Além dela, a pasta de amendoim e a paçoca também foram afetadas pelas tarifas.
Apesar de não comprometer o faturamento da DaColônia, tradicional empresa gaúcha de doces, a medida reduziu as expectativas de crescimento das exportações para o mercado norte-americano, que vinha em expansão nos últimos anos.
DaColônia: tradição familiar desde 1962
Fundada em 1962 pelos avós da atual geração de gestores, a DaColônia nasceu em Santo Antônio da Patrulha produzindo rapadura à base de melado de cana-de-açúcar.
Hoje, já na terceira geração, a empresa conta com um portfólio de aproximadamente 250 produtos, tendo o amendoim como base para a diversificação.
Mesmo com a modernização e a expansão, a rapadura de melado segue como o doce mais querido da família, sendo presença garantida nos churrascos de fim de semana.
Estrutura e produção em três estados
Atualmente, a DaColônia mantém sua principal fábrica em Santo Antônio da Patrulha, com 20 mil metros quadrados, além de outras unidades em Dom Pedro de Alcântara (RS) e Praia Grande (SC), especializadas em produtos à base de banana.
A empresa também possui centros de distribuição no Paraná e no Espírito Santo, garantindo agilidade no atendimento ao varejo em todo o país.
Exportações afetadas pelas tarifas dos EUA
As exportações da DaColônia tiveram início em 2004 para o Uruguai e, desde 2014, os Estados Unidos tornaram-se o principal destino internacional da marca.
Atualmente, as vendas externas representam cerca de 3% do faturamento, mas o mercado americano concentra mais de 20% desse volume.
Entre os 40 produtos enviados ao exterior, destacam-se a pasta de amendoim Amendo Power, amendoins doces e salgados, além da tradicional paçoca zero.

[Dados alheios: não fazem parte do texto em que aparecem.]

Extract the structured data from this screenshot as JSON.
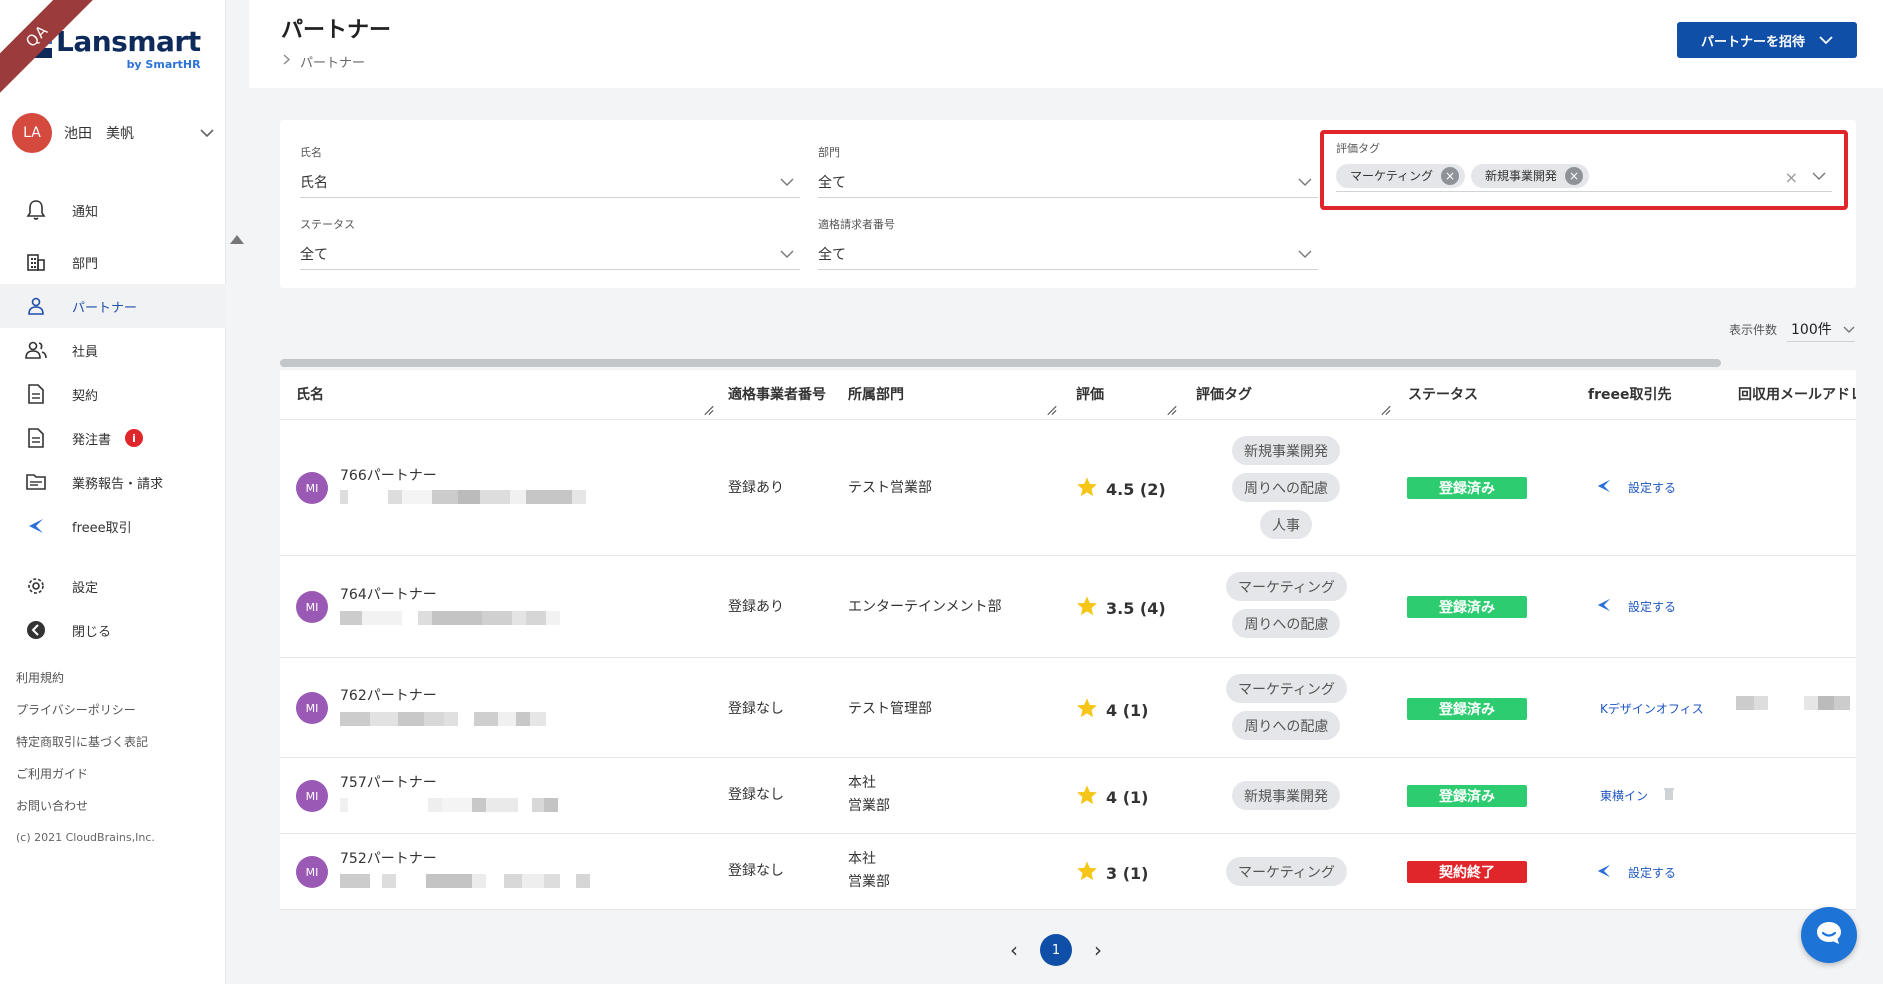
{
  "app": {
    "ribbon": "QA",
    "logo_name": "Lansmart",
    "logo_sub": "by SmartHR"
  },
  "user": {
    "initials": "LA",
    "name": "池田　美帆"
  },
  "nav": {
    "notify": "通知",
    "dept": "部門",
    "partner": "パートナー",
    "employee": "社員",
    "contract": "契約",
    "order": "発注書",
    "order_badge": "i",
    "report": "業務報告・請求",
    "freee": "freee取引",
    "settings": "設定",
    "close": "閉じる"
  },
  "footer": {
    "terms": "利用規約",
    "privacy": "プライバシーポリシー",
    "commerce": "特定商取引に基づく表記",
    "guide": "ご利用ガイド",
    "contact": "お問い合わせ",
    "copyright": "(c) 2021 CloudBrains,Inc."
  },
  "header": {
    "title": "パートナー",
    "breadcrumb": "パートナー",
    "invite_label": "パートナーを招待"
  },
  "filters": {
    "name_label": "氏名",
    "name_placeholder": "氏名",
    "dept_label": "部門",
    "dept_value": "全て",
    "tag_label": "評価タグ",
    "tag_chips": [
      "マーケティング",
      "新規事業開発"
    ],
    "status_label": "ステータス",
    "status_value": "全て",
    "invoice_label": "適格請求者番号",
    "invoice_value": "全て"
  },
  "per_page": {
    "label": "表示件数",
    "value": "100件"
  },
  "table": {
    "columns": {
      "name": "氏名",
      "qualified": "適格事業者番号",
      "dept": "所属部門",
      "rating": "評価",
      "tags": "評価タグ",
      "status": "ステータス",
      "freee": "freee取引先",
      "email": "回収用メールアドレ"
    },
    "rows": [
      {
        "initials": "MI",
        "name": "766パートナー",
        "qualified": "登録あり",
        "dept": "テスト営業部",
        "dept2": "",
        "rating": "4.5 (2)",
        "tags": [
          "新規事業開発",
          "周りへの配慮",
          "人事"
        ],
        "status": "登録済み",
        "freee": "設定する"
      },
      {
        "initials": "MI",
        "name": "764パートナー",
        "qualified": "登録あり",
        "dept": "エンターテインメント部",
        "dept2": "",
        "rating": "3.5 (4)",
        "tags": [
          "マーケティング",
          "周りへの配慮"
        ],
        "status": "登録済み",
        "freee": "設定する"
      },
      {
        "initials": "MI",
        "name": "762パートナー",
        "qualified": "登録なし",
        "dept": "テスト管理部",
        "dept2": "",
        "rating": "4 (1)",
        "tags": [
          "マーケティング",
          "周りへの配慮"
        ],
        "status": "登録済み",
        "freee": "Kデザインオフィス"
      },
      {
        "initials": "MI",
        "name": "757パートナー",
        "qualified": "登録なし",
        "dept": "本社",
        "dept2": "営業部",
        "rating": "4 (1)",
        "tags": [
          "新規事業開発"
        ],
        "status": "登録済み",
        "freee": "東横イン"
      },
      {
        "initials": "MI",
        "name": "752パートナー",
        "qualified": "登録なし",
        "dept": "本社",
        "dept2": "営業部",
        "rating": "3 (1)",
        "tags": [
          "マーケティング"
        ],
        "status": "契約終了",
        "freee": "設定する"
      }
    ]
  },
  "pagination": {
    "prev": "‹",
    "current": "1",
    "next": "›"
  },
  "colors": {
    "primary": "#0f4fa8",
    "status_ok": "#2ecc71",
    "status_end": "#e0262a",
    "highlight": "#e0262a",
    "avatar": "#9b59b6"
  }
}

Com a taxação, a empresa prevê uma redução no ritmo de crescimento, embora não espere paralisação total das vendas.
Novos mercados em expansão
Para reduzir a dependência dos Estados Unidos, a DaColônia já abriu mercado na Argentina e busca ampliar presença no Paraguai, México, Canadá e Portugal.
Segundo a empresa, esses países apresentam forte potencial de consumo e afinidade cultural com os produtos brasileiros.

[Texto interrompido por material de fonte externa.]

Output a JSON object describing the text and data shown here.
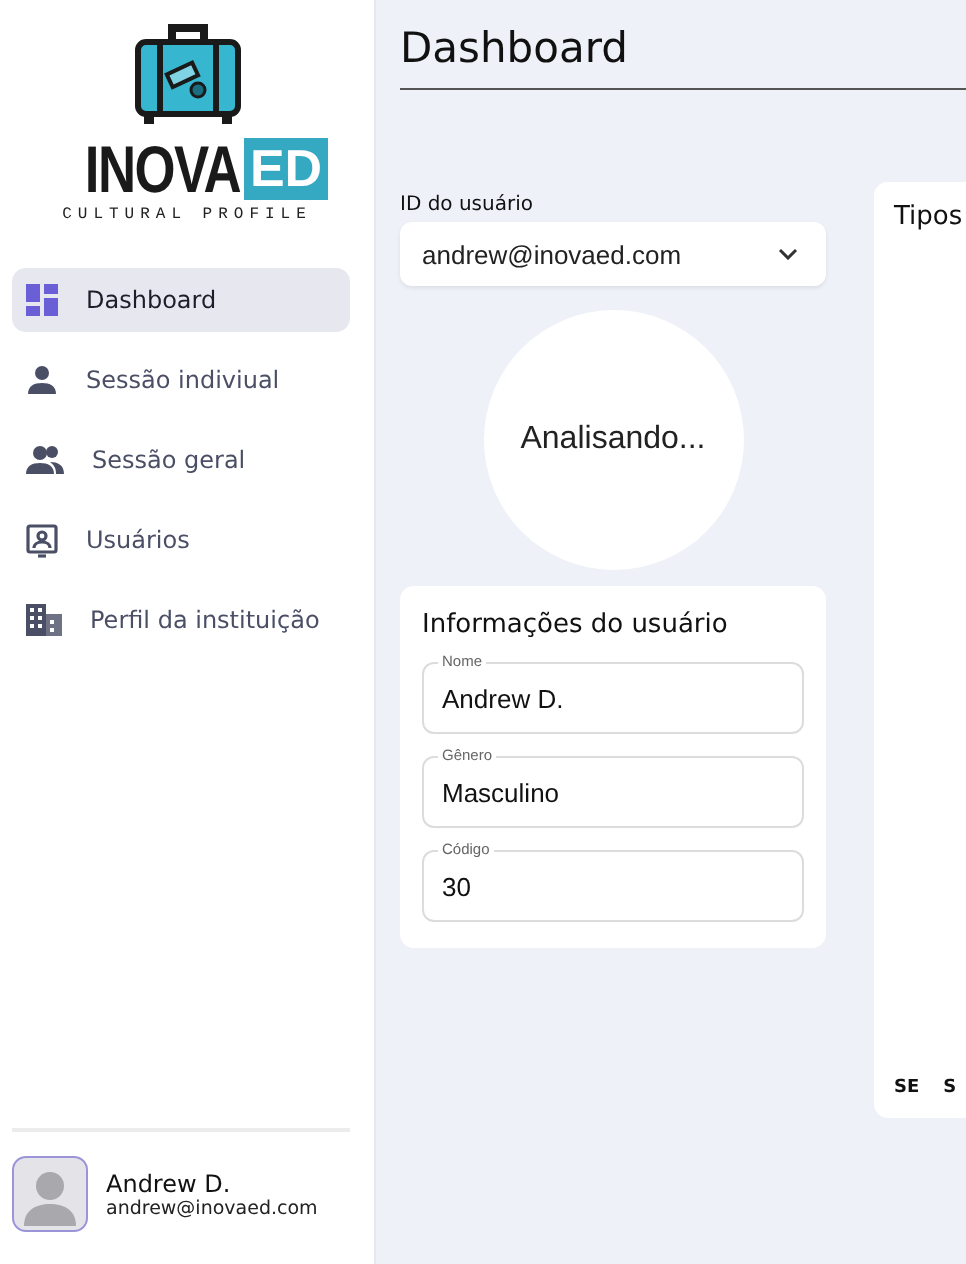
{
  "logo": {
    "brand": "INOVA",
    "badge": "ED",
    "tagline": "CULTURAL PROFILE"
  },
  "sidebar": {
    "items": [
      {
        "label": "Dashboard",
        "selected": true
      },
      {
        "label": "Sessão indiviual",
        "selected": false
      },
      {
        "label": "Sessão geral",
        "selected": false
      },
      {
        "label": "Usuários",
        "selected": false
      },
      {
        "label": "Perfil da instituição",
        "selected": false
      }
    ],
    "user": {
      "name": "Andrew D.",
      "email": "andrew@inovaed.com"
    }
  },
  "page_title": "Dashboard",
  "user_select": {
    "label": "ID do usuário",
    "value": "andrew@inovaed.com"
  },
  "status_circle": "Analisando...",
  "user_info": {
    "title": "Informações do usuário",
    "fields": [
      {
        "label": "Nome",
        "value": "Andrew D."
      },
      {
        "label": "Gênero",
        "value": "Masculino"
      },
      {
        "label": "Código",
        "value": "30"
      }
    ]
  },
  "types_card": {
    "title": "Tipos",
    "labels": [
      "SE",
      "S"
    ]
  }
}
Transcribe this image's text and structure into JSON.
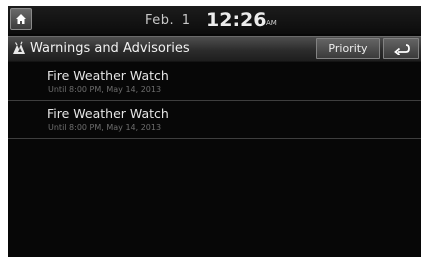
{
  "status_bar": {
    "date": "Feb. 1",
    "time": "12:26",
    "ampm": "AM",
    "home_icon": "home-icon"
  },
  "title_bar": {
    "title": "Warnings and Advisories",
    "warning_icon": "warning-icon",
    "priority_label": "Priority",
    "back_icon": "back-arrow-icon"
  },
  "advisories": [
    {
      "title": "Fire Weather Watch",
      "subtitle": "Until 8:00 PM, May 14, 2013"
    },
    {
      "title": "Fire Weather Watch",
      "subtitle": "Until 8:00 PM, May 14, 2013"
    }
  ],
  "colors": {
    "background": "#070707",
    "bar_top": "#4e4e4e",
    "text": "#e6e6e6",
    "subtext": "#6e6e6e"
  }
}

Impacto no crescimento e planos futuros
Mesmo diante do cenário internacional, a DaColônia mantém seu quadro de 940 colaboradores e não projeta cortes.
Em 2023, as exportações cresceram 120% e a meta para este ano era dobrar esse número. Com o impacto das tarifas, a projeção deve ser revisada para crescimento entre 70% e 80%.
No mercado interno, a empresa é líder nacional em pasta de amendoim, com 34% de participação no setor entre janeiro e julho.
A estratégia é continuar expandindo principalmente no Sudeste e no Centro-Oeste, consolidando a presença no varejo e reforçando a imagem de parceira comercial.